Fighting has become a regular occurrence in both anglophone regions since October 2017, when separatists declared independence for the Republic of Ambazonia from mainly Francophone Cameroon.
There are now more than 1,000 separatist fighters who control “a significant proportion of rural areas and main roads,” and violence has claimed the lives of at least 420 civilians, 175 members of the security forces and an unknown number of separatists, according to the International Crisis Group think-tank.
Meanwhile, in the Far North region, Boko Haram jihadist fighters have been launching attacks since 2014, killing 2,000 civilians and soldiers and kidnapping about 1,000 people, according to the International Crisis Group.
Cameroon tense ahead of presidential election
Cameroon will vote in presidential elections Sunday amid tight security including a ban on travel by road, rail or air from 1700 GMT Saturday until the conclusion of voting.
The borders of the central African nation of 25 million people were also to be sealed 48 hours ahead of voting day, according to a decree seen by AFP.
In Mile-16, an Anglophone separatist stronghold located on the outskirts of the Buea, heavily-armed police manned checkpoints on Saturday, closely inspecting all inbound and outbound traffic.
“There are almost as many soldiers, policemen and intelligence officers as there are civilians,” said a source close to the security forces of the town which once had a population of nearly 100,000 people but is now largely deserted due to an exodus of people fleeing the conflict.
A vast security operation was mounted to clear suspected separatists in August with some 800 alleged secessionists moved out.
Cameroon’s 6.5 million eligible voters will cast their ballots on Sunday, although at least 246,000 people have fled their homes in the Southwest and 25,000 have left the country altogether for Nigeria, according to U.N. figures.
Eight candidates, including Paul Biya – elected Cameroon’s second president on November 6, 1982 – will face off in the polls.
They will feature a limited opposition coalition for the first time since 1992 after presidential hopeful Akere Muna on Friday threw his weight behind Maurice Kamto, leader of the Movement for the Rebirth of Cameroon (MRC).
But the new coalition will not include Joshua Osih, leader of the largest opposition party, the Social Democratic Front.
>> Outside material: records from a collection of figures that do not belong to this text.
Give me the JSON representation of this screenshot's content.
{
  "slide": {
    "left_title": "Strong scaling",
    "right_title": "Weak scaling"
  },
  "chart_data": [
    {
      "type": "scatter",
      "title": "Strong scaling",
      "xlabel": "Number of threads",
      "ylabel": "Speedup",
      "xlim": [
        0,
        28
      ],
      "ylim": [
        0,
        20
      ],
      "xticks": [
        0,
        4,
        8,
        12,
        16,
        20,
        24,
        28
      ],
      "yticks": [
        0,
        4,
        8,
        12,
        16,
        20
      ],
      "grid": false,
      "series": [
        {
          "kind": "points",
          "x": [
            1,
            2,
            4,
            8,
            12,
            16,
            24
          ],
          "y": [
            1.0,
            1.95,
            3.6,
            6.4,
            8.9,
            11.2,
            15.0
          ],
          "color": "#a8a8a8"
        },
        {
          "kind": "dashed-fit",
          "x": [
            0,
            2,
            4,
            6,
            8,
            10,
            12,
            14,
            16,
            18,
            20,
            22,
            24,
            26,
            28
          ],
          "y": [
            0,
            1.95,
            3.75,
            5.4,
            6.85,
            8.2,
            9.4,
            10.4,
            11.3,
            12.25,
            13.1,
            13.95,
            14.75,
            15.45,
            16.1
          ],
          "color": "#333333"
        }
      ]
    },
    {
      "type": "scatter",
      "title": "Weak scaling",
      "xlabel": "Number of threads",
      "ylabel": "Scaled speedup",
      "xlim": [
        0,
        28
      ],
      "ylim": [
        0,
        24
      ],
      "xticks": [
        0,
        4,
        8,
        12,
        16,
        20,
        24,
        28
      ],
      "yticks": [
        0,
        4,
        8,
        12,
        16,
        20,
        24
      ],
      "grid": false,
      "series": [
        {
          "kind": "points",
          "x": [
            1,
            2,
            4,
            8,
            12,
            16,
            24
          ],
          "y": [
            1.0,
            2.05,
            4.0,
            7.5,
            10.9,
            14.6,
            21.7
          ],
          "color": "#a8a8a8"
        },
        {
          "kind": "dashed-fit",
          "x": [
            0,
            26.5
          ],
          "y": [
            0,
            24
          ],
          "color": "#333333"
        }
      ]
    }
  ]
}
Kamto’s campaign chief Paul-Eric Kingue on Friday said that a “massive fraud” was underway to ensure Biya wins, calling on party supporters to “fiercely resist” vote rigging.
Kingue alleged that polling cards have been forged and that voter registration has continued despite the process being officially closed.
“In 62 percent of areas, the Cameroon People’s Democratic Movement party is still adding names to the voter roll,” Kingue said.
In the last presidential election in 2011, Biya won a sixth term in office with 78 percent of votes, in an election the opposition and observers said was flawed.
“We’re not preparing for war, but wherever there is fraud, there will be a firm response,” Kingue said.
But the government hit back, saying that it would “not tolerate any disorder before, during or after the presidential vote”.
Communication Minister Issa Tchiroma Bakary said in a statement that “measures have been taken … to prevent any actions that might create violence or disorder around the elections.”
He added that “political figures linked to foreign interests were preparing groups of agitators to stir-up violence in the event that the results don’t go their way.”